Mark Stephen Caponigro
3 years 9 months ago

This is an extremely important issue, and we should be glad that this eloquent young Catholic. so well placed as a professor of theology at Fordham, is speaking out on behalf of animal protection.

With regard to the "seamless garment" and "pro-life": It is a great shame that so much Catholic good will in the US has been stifled by the narrow and misleading abuse of the plain term "pro-life" to mean one and only one kind of moral stance, on one and only one issue.

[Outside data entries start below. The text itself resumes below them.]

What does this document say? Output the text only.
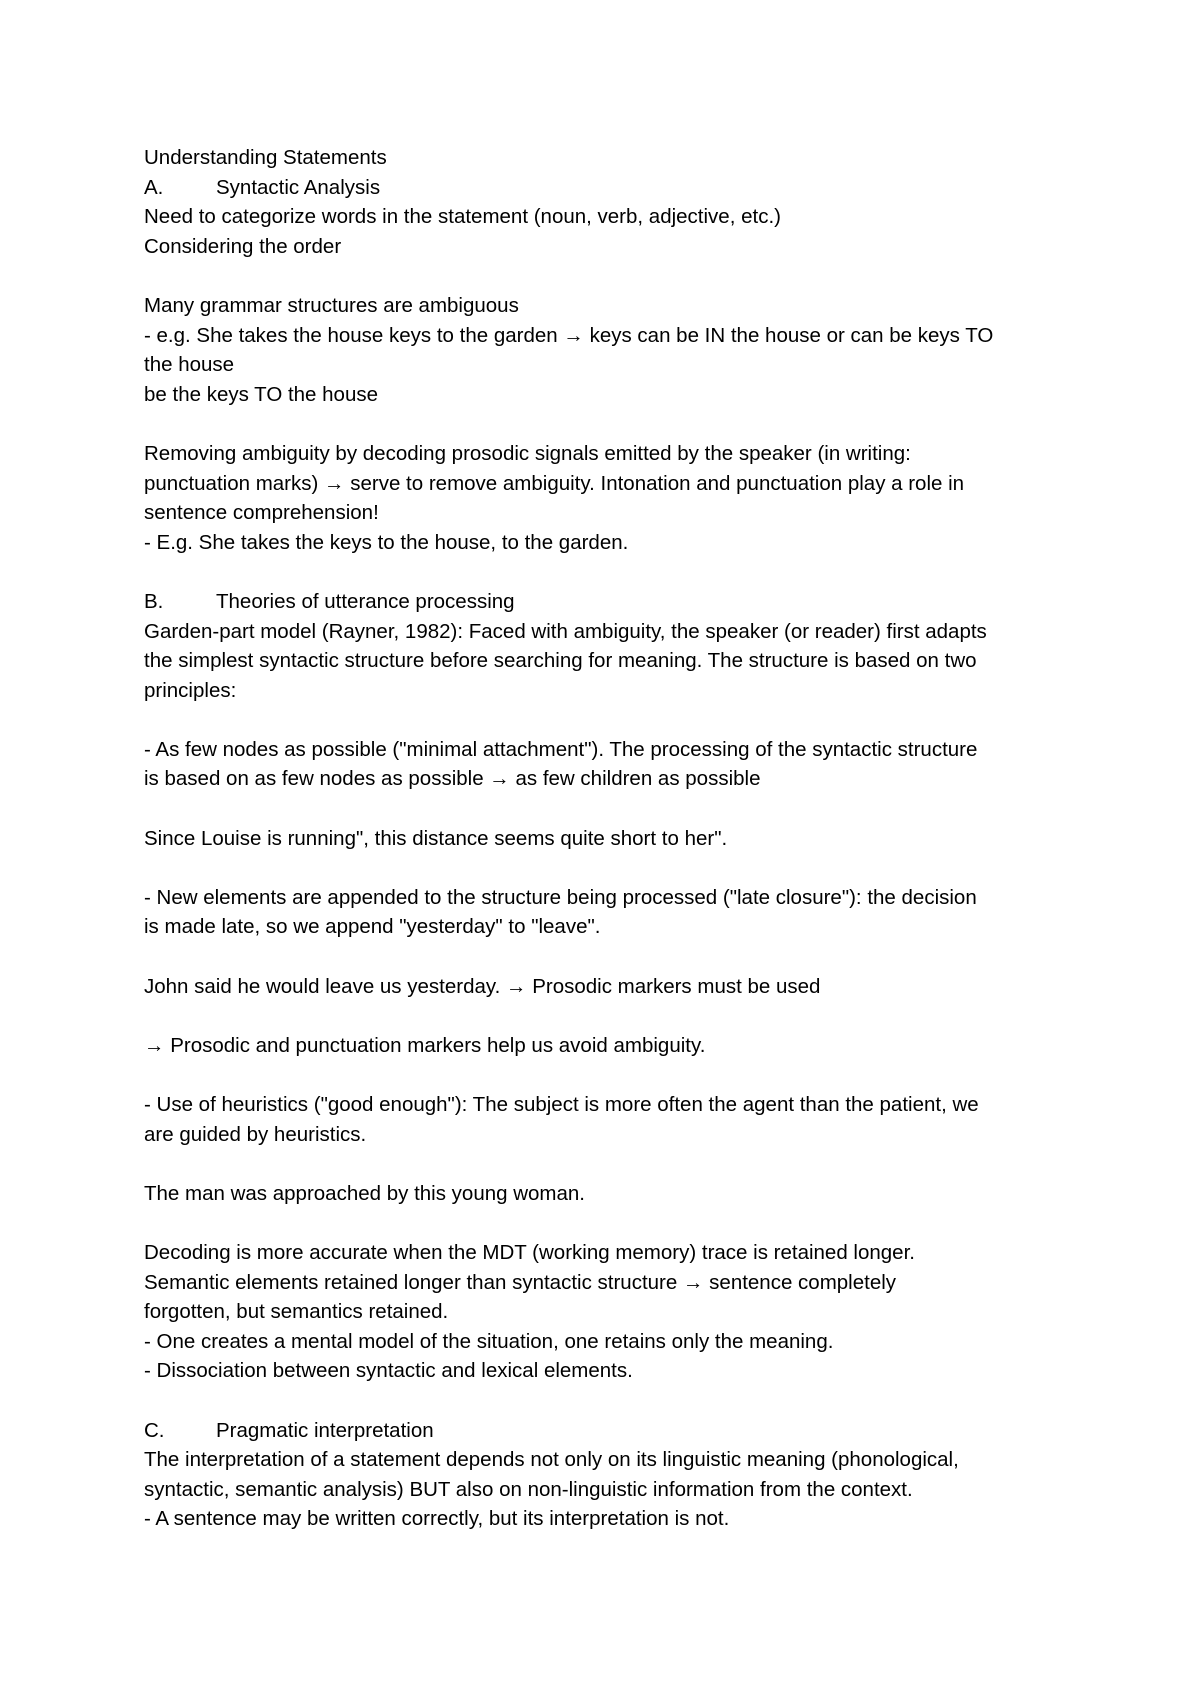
Understanding Statements
A.	Syntactic Analysis
Need to categorize words in the statement (noun, verb, adjective, etc.)
Considering the order
Many grammar structures are ambiguous
- e.g. She takes the house keys to the garden → keys can be IN the house or can be keys TO
the house
be the keys TO the house
Removing ambiguity by decoding prosodic signals emitted by the speaker (in writing:
punctuation marks) → serve to remove ambiguity. Intonation and punctuation play a role in
sentence comprehension!
- E.g. She takes the keys to the house, to the garden.
B.	Theories of utterance processing
Garden-part model (Rayner, 1982): Faced with ambiguity, the speaker (or reader) first adapts
the simplest syntactic structure before searching for meaning. The structure is based on two
principles:
- As few nodes as possible ("minimal attachment"). The processing of the syntactic structure
is based on as few nodes as possible → as few children as possible
Since Louise is running", this distance seems quite short to her".
- New elements are appended to the structure being processed ("late closure"): the decision
is made late, so we append "yesterday" to "leave".
John said he would leave us yesterday. → Prosodic markers must be used
→ Prosodic and punctuation markers help us avoid ambiguity.
- Use of heuristics ("good enough"): The subject is more often the agent than the patient, we
are guided by heuristics.
The man was approached by this young woman.
Decoding is more accurate when the MDT (working memory) trace is retained longer.
Semantic elements retained longer than syntactic structure → sentence completely
forgotten, but semantics retained.
- One creates a mental model of the situation, one retains only the meaning.
- Dissociation between syntactic and lexical elements.
C.	Pragmatic interpretation
The interpretation of a statement depends not only on its linguistic meaning (phonological,
syntactic, semantic analysis) BUT also on non-linguistic information from the context.
- A sentence may be written correctly, but its interpretation is not.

In fact, it is to be hoped that we will come to recognize as true pro-life issues areas of concern in at least four categories, the first two belonging to human rights, the latter two moving beyond traditional biblicist anthropomorphism in the direction that Professor Camosy indicates:
1. Opposition to any easy resort to violence, including militarism, capital punishment, undue praise of members of the military and law enforcement, the "gun culture," the cult of the "good guy with a gun";
2. Opposition to gross inequities in standards of living, including the inadequate supply of food, water and shelter, and inadequate access to health care;
3. Commitment to environmental ethics, including taking action against the causes of climate change and of the biodiversity crisis;
4. Commitment to animal-protection ethics, including taking action in defense of the countless mammals, birds and fishes enslaved, exploited and made to suffer by the food industry.